Posted by: admin July 12, 2020 Leave a comment

Questions:

I work on a large PHP application (>1 million lines, 10 yrs old) which makes extensive use of ereg and ereg_replace – currently 1,768 unique regular expressions in 516 classes.

I’m very aware why ereg is being deprecated but clearly migrating to preg could be highly involved.

Does anyone know how long ereg support is likely to be maintained in PHP, and/or have any advice for migrating to preg on this scale. I suspect automated translation from ereg to preg is impossible/impractical?

How to&Answers:

I’m not sure when ereg will be removed but my bet is as of PHP 6.0.

Regarding your second issue (translating ereg to preg) doesn’t seem something that hard, if your application has > 1 million lines surely you must have the resources to get someone doing this job for a week at most. I would grep all the ereg_ instances in your code and set up some macros in your favorite IDE (simple stuff like adding delimiters, modifiers and so on).

I bet most of the 1768 regexes can be ported using a macro, and the others, well, a good pair of eyes.

Another option might be to write wrappers around the ereg functions if they are not available, implementing the changes as needed:

if (function_exists('ereg') !== true)
{
    function ereg($pattern, $string, &$regs)
    {
        return preg_match('~' . addcslashes($pattern, '~') . '~', $string, $regs);
    }
}

if (function_exists('eregi') !== true)
{
    function eregi($pattern, $string, &$regs)
    {
        return preg_match('~' . addcslashes($pattern, '~') . '~i', $string, $regs);
    }
}

You get the idea.
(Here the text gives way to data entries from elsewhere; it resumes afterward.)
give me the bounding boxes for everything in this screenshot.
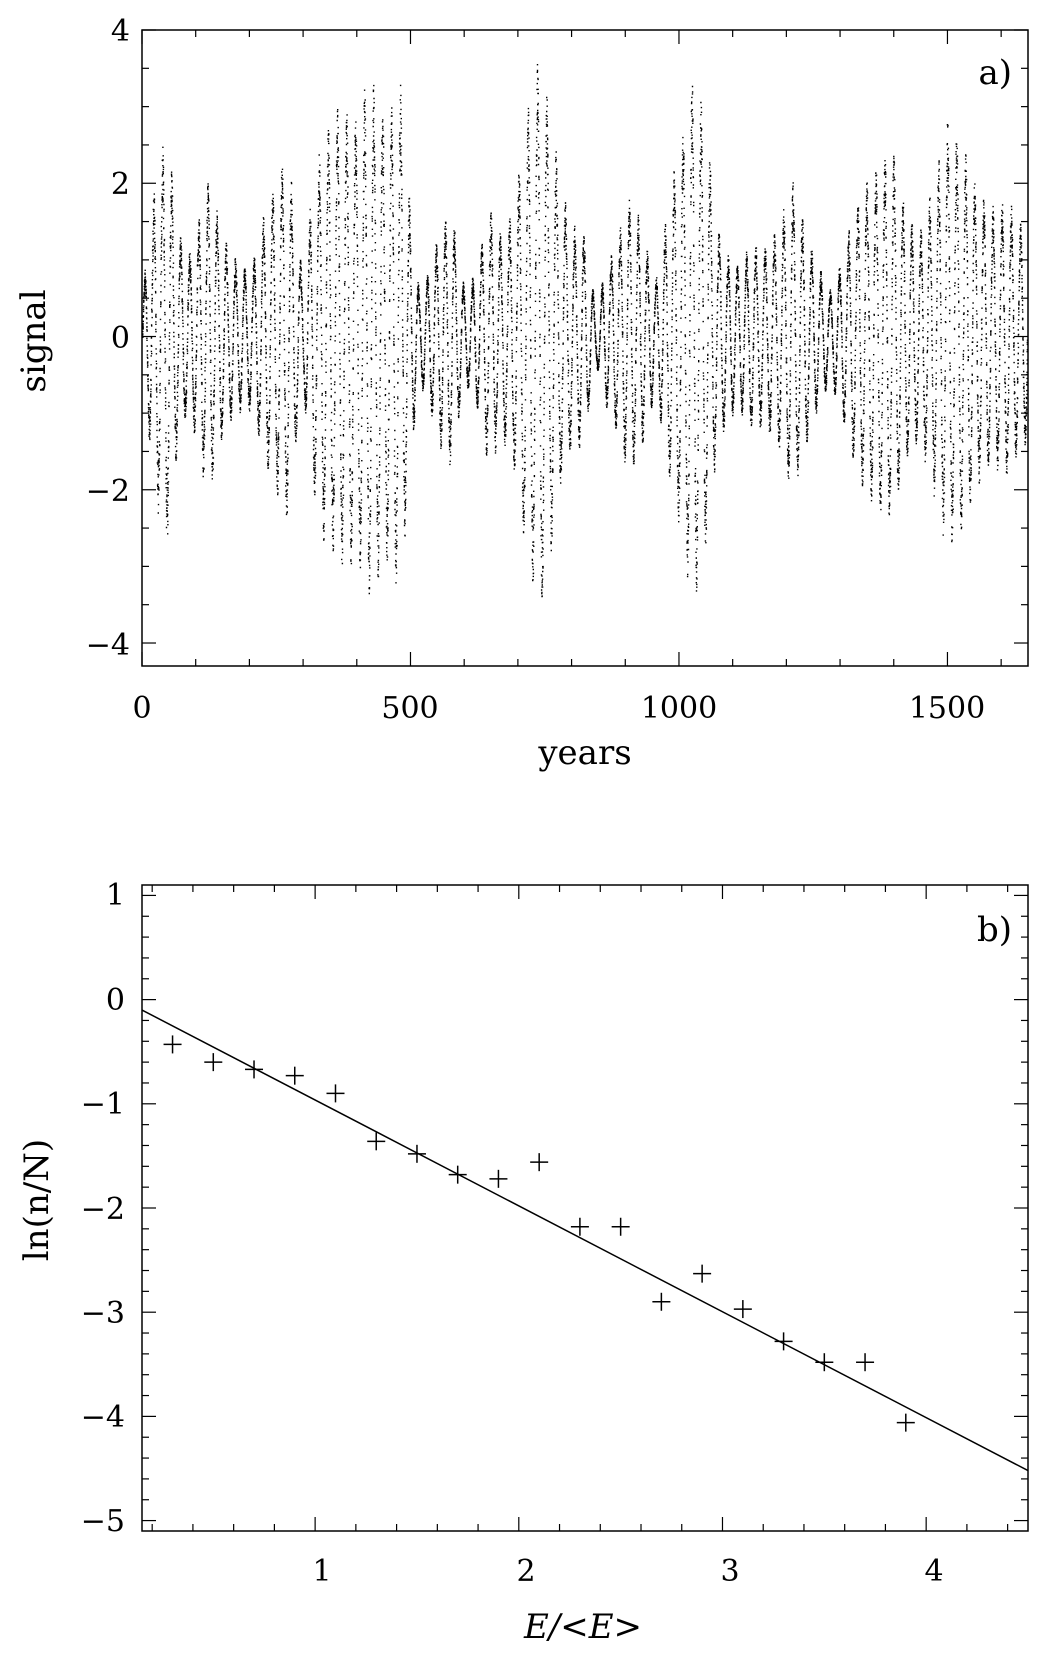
- a-y-tick-label: 0: [111, 321, 130, 356]
- b-x-tick-label: 4: [924, 1554, 943, 1589]
- a-x-tick-label: 1500: [909, 691, 985, 726]
- data-point-cross: [815, 1353, 834, 1372]
- panel-b: 1 0 −1 −2 −3 −4 −5 1 2 3 4 E/<E> ln(n/N)…: [17, 878, 1029, 1647]
- data-point-cross: [285, 1066, 304, 1085]
- b-y-tick-label: 1: [106, 878, 125, 913]
- data-point-cross: [326, 1084, 345, 1103]
- a-y-tick-label: 4: [111, 14, 130, 49]
- b-x-tick-label: 2: [516, 1554, 535, 1589]
- data-point-cross: [245, 1060, 264, 1079]
- a-scatter-points: [142, 64, 1029, 598]
- a-x-tick-label: 0: [132, 691, 151, 726]
- panel-b-frame: [141, 884, 1029, 1532]
- panel-a: 4 2 0 −2 −4 0 500 1000 1500 years signal…: [14, 14, 1029, 773]
- data-point-cross: [407, 1144, 426, 1163]
- b-panel-label: b): [977, 910, 1012, 950]
- fit-line: [141, 1009, 1029, 1472]
- panel-b-y-tick-labels: 1 0 −1 −2 −3 −4 −5: [81, 878, 125, 1539]
- b-x-tick-label: 3: [720, 1554, 739, 1589]
- b-y-tick-label: −5: [81, 1504, 125, 1539]
- panel-b-points: [163, 1035, 915, 1432]
- panel-a-x-tick-labels: 0 500 1000 1500: [132, 691, 985, 726]
- data-point-cross: [448, 1165, 467, 1184]
- panel-a-ticks: [141, 29, 1028, 666]
- data-point-cross: [896, 1413, 915, 1432]
- panel-b-ticks: [142, 885, 1028, 1531]
- b-y-axis-title: ln(n/N): [17, 1139, 57, 1261]
- a-y-axis-title: signal: [14, 289, 54, 392]
- panel-a-points: [142, 64, 1029, 598]
- data-point-cross: [774, 1332, 793, 1351]
- data-point-cross: [204, 1053, 223, 1072]
- a-y-tick-label: −2: [86, 474, 130, 509]
- data-point-cross: [693, 1264, 712, 1283]
- b-y-tick-label: −4: [81, 1400, 125, 1435]
- b-x-tick-label: 1: [312, 1554, 331, 1589]
- b-y-tick-label: −2: [81, 1192, 125, 1227]
- panel-a-y-tick-labels: 4 2 0 −2 −4: [86, 14, 130, 663]
- data-point-cross: [570, 1217, 589, 1236]
- b-y-tick-label: −1: [81, 1087, 125, 1122]
- data-point-cross: [733, 1300, 752, 1319]
- data-point-cross: [489, 1169, 508, 1188]
- a-x-axis-title: years: [537, 733, 631, 773]
- a-y-tick-label: −4: [86, 628, 130, 663]
- b-y-tick-label: −3: [81, 1296, 125, 1331]
- panel-b-x-tick-labels: 1 2 3 4: [312, 1554, 943, 1589]
- data-point-cross: [611, 1217, 630, 1236]
- panel-a-frame: [141, 29, 1029, 667]
- data-point-cross: [530, 1153, 549, 1172]
- a-x-tick-label: 500: [381, 691, 438, 726]
- a-y-tick-label: 2: [111, 167, 130, 202]
- b-x-axis-title: E/<E>: [523, 1607, 642, 1647]
- data-point-cross: [856, 1353, 875, 1372]
- data-point-cross: [163, 1035, 182, 1054]
- data-point-cross: [367, 1132, 386, 1151]
- b-y-tick-label: 0: [106, 983, 125, 1018]
- a-x-tick-label: 1000: [641, 691, 717, 726]
- data-point-cross: [652, 1292, 671, 1311]
- a-panel-label: a): [978, 53, 1012, 93]
- panel-b-fit-line: [141, 1009, 1029, 1472]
Also, PEAR package PHP Compat might be a viable solution too.


Differences from POSIX regex

As of PHP 5.3.0, the POSIX Regex
extension is deprecated. There are a
number of differences between POSIX
regex and PCRE regex. This page lists
the most notable ones that are
necessary to know when converting to
PCRE.

  1. The PCRE functions require that the pattern is enclosed by delimiters.
  2. Unlike POSIX, the PCRE extension does not have dedicated functions for
    case-insensitive matching. Instead,
    this is supported using the /i pattern
    modifier. Other pattern modifiers are
    also available for changing the
    matching strategy.
  3. The POSIX functions find the longest of the leftmost match, but
    PCRE stops on the first valid match.
    If the string doesn’t match at all it
    makes no difference, but if it matches
    it may have dramatic effects on both
    the resulting match and the matching
    speed. To illustrate this difference,
    consider the following example from
    “Mastering Regular Expressions” by
    Jeffrey Friedl. Using the pattern
    one(self)?(selfsufficient)? on the
    string oneselfsufficient with PCRE
    will result in matching oneself, but
    using POSIX the result will be the
    full string oneselfsufficient. Both
    (sub)strings match the original
    string, but POSIX requires that the
    longest be the result.

Answer:

My intuition says that they are never going to remove ereg on purpose. PHP still supports really old and deprecated stuff like register globals. There’re simply too many outdated apps out there. There’s however a little chance that the extension has to be removed because someone finds a serious vulnerability and there’s just nobody to fix it.

In any case, it’s worth noting that:

  1. You are not forced to upgrade your PHP installation. It’s pretty common to keep outdated servers to run legady apps.

  2. The PHP_Compat PEAR package offers plain PHP version of some native functions. If ereg disappears, it’s possible that it gets added.


BTW… In fact, PHP 6 is dead. They realised that their approach to make PHP fully Unicode compliant was harder than they thought and they are rethinking it all. The conclusion is: you can never make perfect predictions.

Answer:

I had this problem on a much smaller scale – an application more like 10,000 lines. In every case, all I need to do was switch to preg_replace() and put delimiters around the regex pattern.

Anyone should be able to do that – even a non-programmer can be given a list of filenames and line numbers.

Then just run your tests to watch for any failures that can be fixed.

ereg functions will be removed from PHP6, by the way – http://jero.net/articles/php6.

Answer:

All ereg functions will be removed as of PHP 6, I believe.